And speaking of nature (I'm echoing here the sharp aphorism of Eduardo Galleano that I just posted): a constant theme throughout the writings of Wilson Bachelor, the 19th-century Arkansas country doctor whose diary, essays, and letters I'll be publishing in a book that will come out in a few weeks, is the healing power of nature. Particularly in his latter years, as his medical practice winds down, he notes in his diary that he spends much of his time sitting under an arbor of vines he had constructed in his garden, reading and watching the unfolding of the day around him.

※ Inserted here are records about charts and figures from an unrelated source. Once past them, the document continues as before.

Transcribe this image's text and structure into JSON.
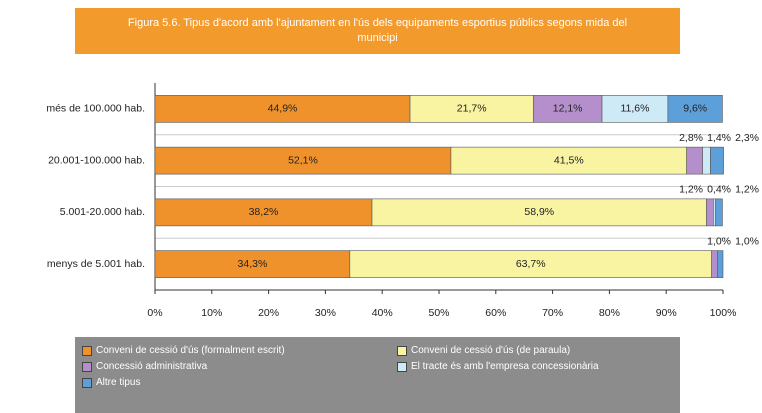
{
  "chart_data": {
    "type": "stacked-bar-horizontal",
    "title": "Figura 5.6. Tipus d'acord amb l'ajuntament en l'ús dels equipaments esportius públics segons mida del municipi",
    "categories": [
      "més de 100.000 hab.",
      "20.001-100.000 hab.",
      "5.001-20.000 hab.",
      "menys de 5.001 hab."
    ],
    "series": [
      {
        "name": "Conveni de cessió d'ús (formalment escrit)",
        "color": "#f0922b",
        "values": [
          44.9,
          52.1,
          38.2,
          34.3
        ],
        "value_labels": [
          "44,9%",
          "52,1%",
          "38,2%",
          "34,3%"
        ]
      },
      {
        "name": "Conveni de cessió d'ús (de paraula)",
        "color": "#f8f4a2",
        "values": [
          21.7,
          41.5,
          58.9,
          63.7
        ],
        "value_labels": [
          "21,7%",
          "41,5%",
          "58,9%",
          "63,7%"
        ]
      },
      {
        "name": "Concessió administrativa",
        "color": "#b48fcb",
        "values": [
          12.1,
          2.8,
          1.2,
          1.0
        ],
        "value_labels": [
          "12,1%",
          "2,8%",
          "1,2%",
          "1,0%"
        ]
      },
      {
        "name": "El tracte és amb l'empresa concessionària",
        "color": "#cdeaf6",
        "values": [
          11.6,
          1.4,
          0.4,
          0
        ],
        "value_labels": [
          "11,6%",
          "1,4%",
          "0,4%",
          null
        ]
      },
      {
        "name": "Altre tipus",
        "color": "#5d9fd8",
        "values": [
          9.6,
          2.3,
          1.2,
          1.0
        ],
        "value_labels": [
          "9,6%",
          "2,3%",
          "1,2%",
          "1,0%"
        ]
      }
    ],
    "xlim": [
      0,
      100
    ],
    "xticks": [
      {
        "value": 0,
        "label": "0%"
      },
      {
        "value": 10,
        "label": "10%"
      },
      {
        "value": 20,
        "label": "20%"
      },
      {
        "value": 30,
        "label": "30%"
      },
      {
        "value": 40,
        "label": "40%"
      },
      {
        "value": 50,
        "label": "50%"
      },
      {
        "value": 60,
        "label": "60%"
      },
      {
        "value": 70,
        "label": "70%"
      },
      {
        "value": 80,
        "label": "80%"
      },
      {
        "value": 90,
        "label": "90%"
      },
      {
        "value": 100,
        "label": "100%"
      }
    ]
  }
}
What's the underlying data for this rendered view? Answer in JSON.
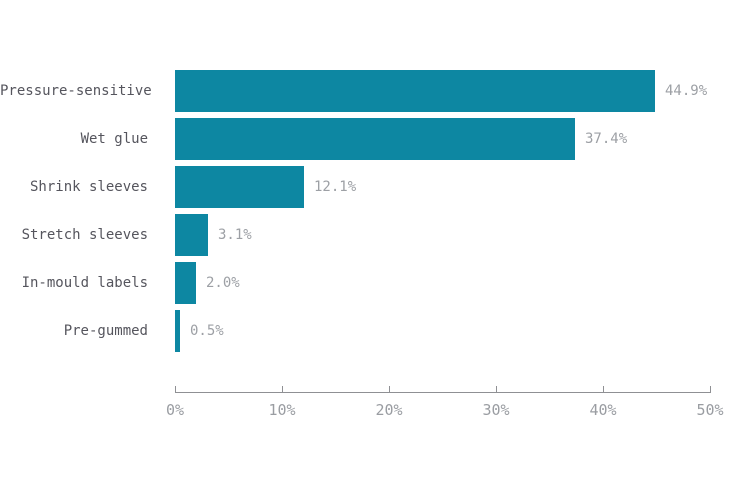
{
  "chart_data": {
    "type": "bar",
    "orientation": "horizontal",
    "title": "",
    "xlabel": "",
    "ylabel": "",
    "categories": [
      "Pressure-sensitive",
      "Wet glue",
      "Shrink sleeves",
      "Stretch sleeves",
      "In-mould labels",
      "Pre-gummed"
    ],
    "values": [
      44.9,
      37.4,
      12.1,
      3.1,
      2.0,
      0.5
    ],
    "value_labels": [
      "44.9%",
      "37.4%",
      "12.1%",
      "3.1%",
      "2.0%",
      "0.5%"
    ],
    "xlim": [
      0,
      50
    ],
    "x_ticks": [
      0,
      10,
      20,
      30,
      40,
      50
    ],
    "x_tick_labels": [
      "0%",
      "10%",
      "20%",
      "30%",
      "40%",
      "50%"
    ],
    "grid": false,
    "legend": false,
    "colors": {
      "bar": "#0d87a2",
      "category_label": "#55555d",
      "value_label": "#9da0a5",
      "axis": "#8f9094",
      "tick_label": "#9a9da2",
      "background": "#ffffff"
    }
  }
}
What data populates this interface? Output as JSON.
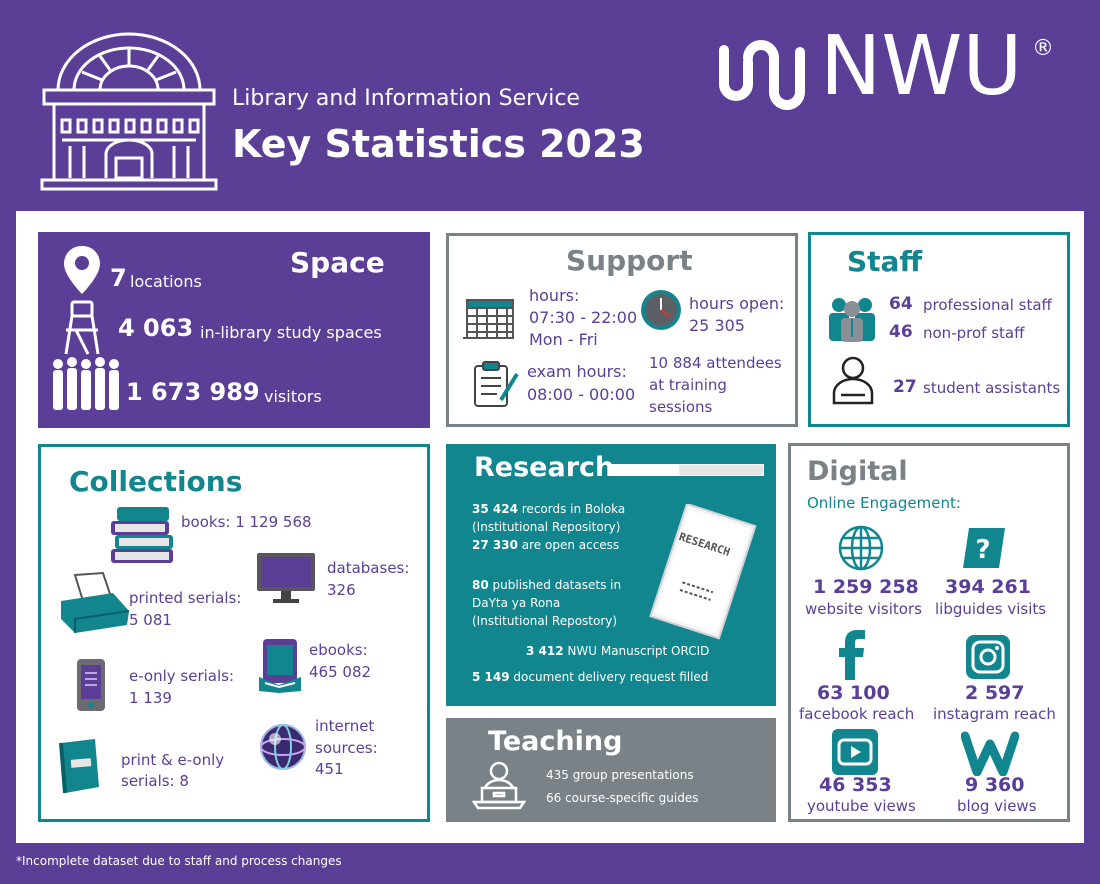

In the final decade of his life, in 1894 (he would die in 1903), he published a review of a now-forgotten novel by a fellow Arkansan--Addison McArthur Bourland's Entolai--which deals with the redeeming and transforming power of nature in a world riven by strife between competing religious groups. Bachelor's review is in the form of a personal letter to Bourland, who was, like Bachelor, a doctor and a personal friend of Bachelor.
He tells Bourland that Entolai speaks to him, because he is "a child of nature." And then he says, "Amidst the jarring discords of rival creeds, the dying faiths of fanatics in man-made religions, how pleasant to withdraw from the surface and dwell with nature and infinity." Bachelor notes that as he sees death approaching (and after he has watched two sons die in the prime of their life), he has passed "beyond the bars" set around us in life, and begins to see the battleground of daily life receding. Though he can still hear its clash and din in the distance, he now finds himself able to rest in the contemplation of nature.
In this latter period of his life, he writes in his diary an annual series of what can only be called meditations on nature, on the changing of the seasons. These have a gorgeous Virgilian quality about them, and are among his finest prose. Here's a note about the month of May in 1898, as the month ends and he's sitting in his office listening to his children play the guitar in the family dwelling to which his medical studio was attached:
It is the last day of beautiful May of 1898. The moon is gibbous and gives a Mellow light. The odor of poppys and honeysuckles are bourn into the Studio. Chuck-wills-widow is heard on the hills mingled with the drowsy humming of bees. The tones of a guitar in an adjoining room can be heard. Ever an[d] anon the exuberance of the Mockingbird makes him heard from the orchard. The tired farmer Seeks rest. So, beautiful Sweet May too Soon leaves us. But grand, glorious June is our guest to night—So farewell lovely May with all your we[a]lth of flowers, Singing birds and rural Sweets. We Shall not forget your pleasant and mild Stay for your remembrance is always is [sic] always bright and desireable.*
I've entitled the book compiling Bachelor's writings Fiat Flux, because this was the title of a monograph he himself wrote on the subject of free thought, and because the cycle of the seasons, their constant flux, had a particular significance for him as a freethinker. Because he came to the conviction that there is nothing above nature in a metaphysical sense, nature was all the more precious--all the more sacred--to him, and deserved to be revered as the matrix of life that gathers us back to herself at death.
For anyone interested, the second link above leads to a description of the book in the catalogue of the University of Arkansas Press, with information about ordering the book. The catalogue page does also contain an error: the price given for the book is for a hardback copy, and not the cloth copy noted in the catalogue.
*The unconventional spellings are in the original, and are characteristic of Bachelor's writing.
The graphic: a picture of a "May tree" Steve and I took in Stommeln, a village outside Cologne in which some of his family roots lie, in early May 2005.